Here are some of the key steps to adopt an effective compliance program:
- Start at the head of the institution: any change in the culture of a company starts at the top; therefore, the first step is for managers to have precise knowledge of what compliance entails, such as corporate culture and the willingness to adopt it. Therefore, it is up to them to transmit the adoption of the program to all levels, which implies the necessary commitment of everyone to strictly comply with it.

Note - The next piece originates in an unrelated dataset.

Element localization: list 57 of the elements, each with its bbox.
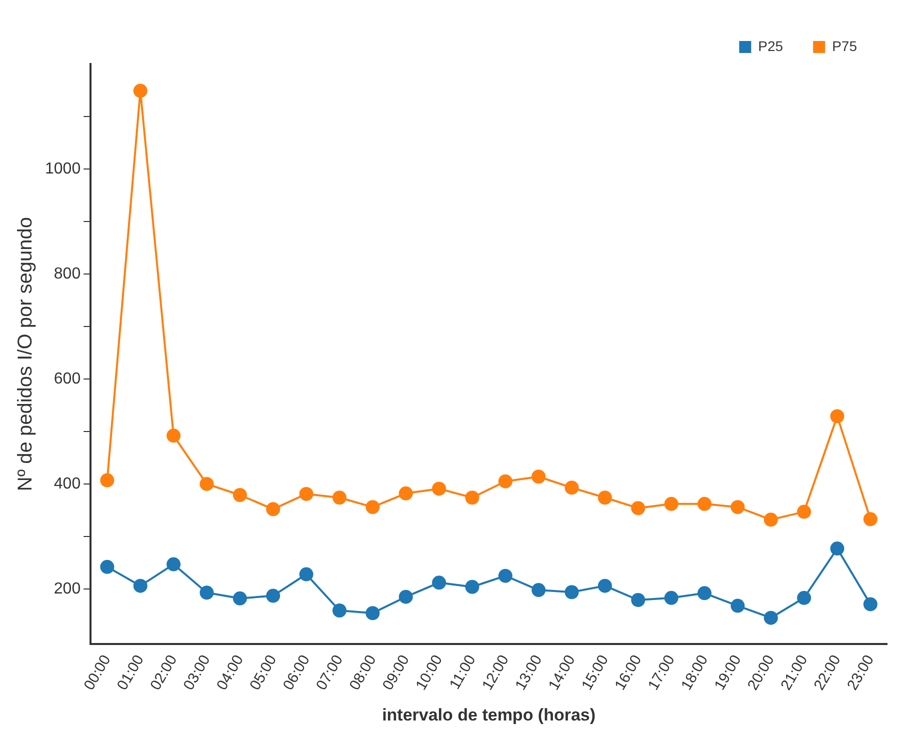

- Prevention and analysis: it is necessary to carry out a diagnosis regarding the approach that the program will have, this approach must be adapted to the individual characteristics of each company. For example, an organization that performs public procurement must implement a different compliance plan, compared to a company that mostly sells to the private sector. Once the areas of greatest risk have been identified, the necessary resources will be assigned to make the changes.
- Education: education is essential to achieve culture change. It is essential that all or at least the absolute majority of workers understand the scope of compliance. This ensures that any non-compliance that could harm the company is reported on time. Education programs must be continuous (at least every 6 months), personalized for each role, and must provide information on the legal framework for compliance.
- Communication: Internal regulations of companies contained in a code of conduct must be clear, affordable, and permanently communicated to their workers. It should include topics such as: corruption, blackmail, bribery, conflicts of interest, tax evasion, money laundering, among others. In addition, it must establish who is responsible for the compliance program and the mechanism through which employees can report or consult a case where a breach could happen.
- Relevance: the importance of the program must be determined, and the personnel and resources required for its implementation must be assigned to it. Otherwise it could become “dead letter” without any significance for the company that adopts it.
The additional costs that implementing a compliance program may eventually demand are fully justified if, with its deployment, the company achieves an unblemished reputation for strict compliance with the law and ethics in its business relationships with shareholders, customers and suppliers. This behavior will translate into better positioning in the market and the consequent increase in sales.